Residents mixed on tearing down aging Lopez Senior Center in Santa Cruz for new one


Jan. 18—SANTA CRUZ — As the clock approached noon, people trickled into the Abedon Lopez Senior Center in ones and twos for lunch.

The center serves 20 to 40 lunchtime guests each weekday and operates a Meals on Wheels food-delivery program for seniors confined to their homes. It also hosts classes in art forms such as tinwork, ceramics and weaving, and offers exercise sessions.

Two women working in a small side room late Wednesday morning stamped intricate designs into sheets of tin. Eileen Carter, visiting from Nambé, was making a tin frame.

As senior centers go, “this beats it all,” said Clyde Vigil, who has frequented the facility for years. He settled into a seat at the notoriously fun-loving “men’s table.”

The center is a popular spot for seniors in northern Santa Fe County. Still, the aging building needs an overhaul, and the county finally has funds to tackle the project after years of applying for grants, said Curt Temple, the projects section manager for the Public Works Department.

County leaders plan to demolish the center as soon as March and build a new one using $1.5 million of its own funds and a combination of grants, including $2 million it accepted last week from the New Mexico Aging and Long-Term Services Department. The money had been allocated during the 2022 legislative session.

Representatives with the Aging and Long-Term Services Department did not respond to a call requesting comment.

The Abedon Lopez Senior Center was built in 1987 and named in honor of Abedon Lopez Sr. — a onetime county commissioner, probate judge and lifelong Santa Cruz resident and community volunteer — in 1993, months before Lopez’s death.

Upgrading the 37-year-old building rather than razing it and starting over “would have just cost way too much,” Temple said, adding the HVAC system is old, and the kitchen, offices and bathrooms are too small.

The proposed new building, a 4,520-square foot structure, will cost an estimated $4 million. It will have a larger kitchen and pantry, separate dining and activity rooms and accessible bathrooms.

The county already has a contractor lined up for demolition of the old building and will soon seek bids for construction of the new one. The project’s timeline is contingent on when a contractor can begin construction, which is expected to take “just under a year,” Temple said.

“We want it to be seamless because we don’t want this place shut down forever,” he said.

During the construction period, most services at Abedon Lopez will move to the Benny J. Chavez Community Center in Chimayó, about eight miles away, Temple said.

Carter and Shirley Roybal of El Rancho, who was doing tinwork with her, said they’re happy with the Abedon Lopez center as it is.

“But I guess it’s going to be bigger and better,” Roybal said.

She learned tinwork through a friend at the center. “In my old age, I decided to become an artist, and I have loved it.

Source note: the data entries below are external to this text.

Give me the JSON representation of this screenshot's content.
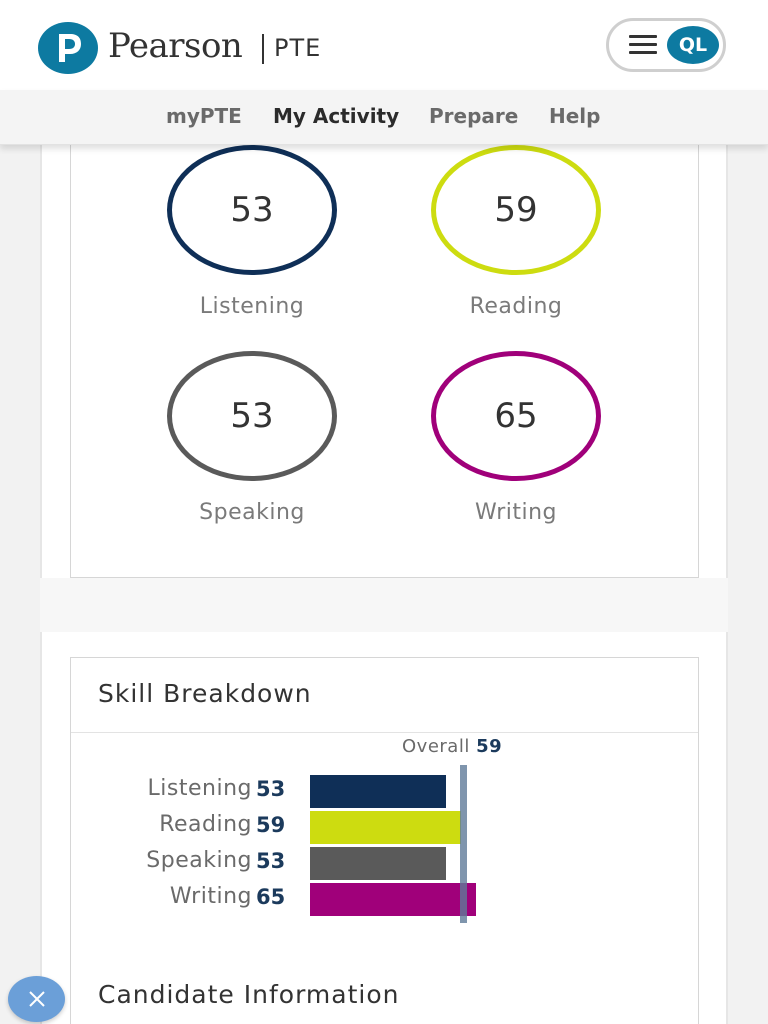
{
  "header": {
    "brand": "Pearson",
    "product": "PTE",
    "avatar_initials": "QL"
  },
  "nav": {
    "items": [
      {
        "label": "myPTE"
      },
      {
        "label": "My Activity"
      },
      {
        "label": "Prepare"
      },
      {
        "label": "Help"
      }
    ],
    "active": "My Activity"
  },
  "scores": [
    {
      "skill": "Listening",
      "score": "53",
      "color": "#0f2f57"
    },
    {
      "skill": "Reading",
      "score": "59",
      "color": "#cddc10"
    },
    {
      "skill": "Speaking",
      "score": "53",
      "color": "#5a5a5a"
    },
    {
      "skill": "Writing",
      "score": "65",
      "color": "#a0007a"
    }
  ],
  "skill_breakdown": {
    "title": "Skill Breakdown",
    "overall_label": "Overall",
    "overall_value": "59",
    "overall_numeric": 59,
    "bars": [
      {
        "label": "Listening",
        "value": "53",
        "numeric": 53,
        "color": "#0f2f57"
      },
      {
        "label": "Reading",
        "value": "59",
        "numeric": 59,
        "color": "#cddc10"
      },
      {
        "label": "Speaking",
        "value": "53",
        "numeric": 53,
        "color": "#5a5a5a"
      },
      {
        "label": "Writing",
        "value": "65",
        "numeric": 65,
        "color": "#a0007a"
      }
    ]
  },
  "candidate_information": {
    "title": "Candidate Information"
  },
  "icons": {
    "menu": "hamburger-icon",
    "close": "close-icon",
    "logo": "pearson-logo-icon"
  }
}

I have literally loved it,” Roybal said.

Carter paused her work on the tin frame to pull up pictures on her phone of a ceramic goose and ducklings she also made at the center.

“When somebody else comes in, then we teach them, so it’s just really nice,” she said. “We have lots of fun here.”

Josie Atilano, who has been the center’s activity coordinator for over a decade, looks forward to the new building. The existing one doesn’t meet accessibility standards under the Americans with Disabilities Act, she noted. But she acknowledged the change will be hard on some seniors.

“Those guys like to sit and think that they can solve the world’s problems,” she said with a smile, waving a hand toward the men’s table. “This is their home. This is where they love to socialize.”

“I’m just worried — what’s going to happen to us?” said Vigil, who lives down the street. “… I look forward to meeting all these people every day.”

He thinks the building is adequate.

Joe Rodriguez, enjoying his lunch across from Vigil, disagreed: “We need a new building,” he said.

“This part of Santa Fe County is the forgotten part,” he said. “We need to use the money while we have it.”